Alors que les comparutions immédiates s'enchaînent dans les tribunaux franciliens après les émeutes qui ont secoué la région depuis la mort du jeune Nahel à Nanterre, les greffiers ont cessé le travail ce lundi après-midi. Ils protestent contre la dégradation de leurs conditions de travail et des rémunérations jugées insuffisantes. Certaines audiences n'ont pas pu se tenir.
Des greffiers allongés sur le sol du Tribunal de grande instance de Paris pour signifier une profession à bout de souffle. Ils sont encore des dizaines réunis sur les marches du palais de justice historique, situé sur l'île de la Cité, en majorité vêtus de robes noires, à chanter des Marseillaises et à scander des slogans : "Greffiers en colère, révisez nos salaires".
Sur leurs pancartes, les mêmes mots qu'ils brandissent depuis le début de ce mouvement spontané, hors syndicats, lancé en protestation contre un projet de nouvelle grille indiciaire, après des années de conditions de travail dégradées et de salaires qui n'évoluent pas.
Ils ont du mal à trouver des remplaçants pour tenir les audiences
Hervé Bonglet, secrétaire général de l'Unsa Services judiciairesFrance Info, le 3 juillet 2023
De quoi ralentir sérieusement le flot de comparutions immédiates qui fait suite aux émeutes après la mort du jeune Nahel à Nanterre. Hervé Bonglet, secrétaire général de l'Unsa Services judiciaires a déclaré auprès de nos confrères de France Info : "ils ont du mal à trouver des remplaçants pour tenir les audiences." Si les procureurs sont largement mobilisés, les greffiers constituent un rouage essentiel. Et ils ont été "sursollicités" ces derniers jours.
"Pas de greffiers, pas d'audience"
Tout le week-end, plusieurs dizaines de comparutions immédiates ont eu lieu dans les tribunaux franciliens habituellement fermés. Cet après-midi, certaines de ces audiences ont dû être renvoyées à cause de la mobilisation de ces auxiliaires de justice. La loi permet cependant de remplacer des greffiers absents par d'autres agents du tribunal qui peuvent, dans ce cas, prêter serment.
Interrogé par l'AFP, un greffier qui exerce à la permanence du parquet du tribunal judiciaire de Bobigny (Seine-Sait-Denis) constate que la surcharge de travail n'est pas récente : "Je sais à quelle heure j'arrive le matin, 8h, mais je ne sais jamais quand je pars." Car sans les greffiers, difficile de tenir une audience, il ajoute : "On est les spécialistes de la procédure. Le magistrat traite le fond, nous on constitue le dossier, et on s'assure qu'il est en conforme au code de procédure pénale." Ce sont aussi les greffiers qui avisent les victimes, les avocats, les interprètes si besoin. À l'audience, au pénal, eux encore qui "notent tout" ce qui se dit, qui s'assurent que les droits des mis en cause soient respectés.
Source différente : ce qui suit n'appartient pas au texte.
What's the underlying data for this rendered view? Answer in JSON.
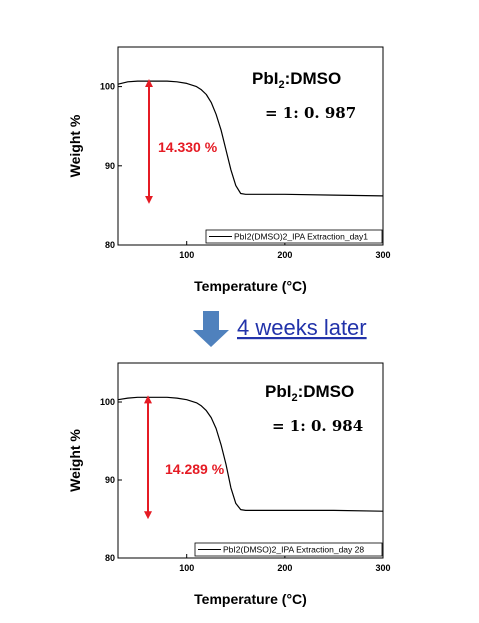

Claire, est greffière dans l'Essonne, en tribunal de proximité, aux prises avec "les souffrances des gens au quotidien" selon elle. Après 23 ans de carrière, elle a aujourd'hui espoir que les choses s'améliorent. "Personne ne nous connaît (…) mais on fait ce métier par choix, pas par dépit, pour rendre une bonne justice", ajoute-t-elle. "On a un très grand sens du service public, c'est rare qu'on fasse ce genre de mouvement... mais nos conditions de travail se sont dégradées depuis des années, alors que c'était déjà pas terrible."
L'intersyndicale a été reçue au ministère de la Justice la semaine dernière mais en est ressortie très déçue. Un nouveau rendez-vous est fixé ce mardi matin.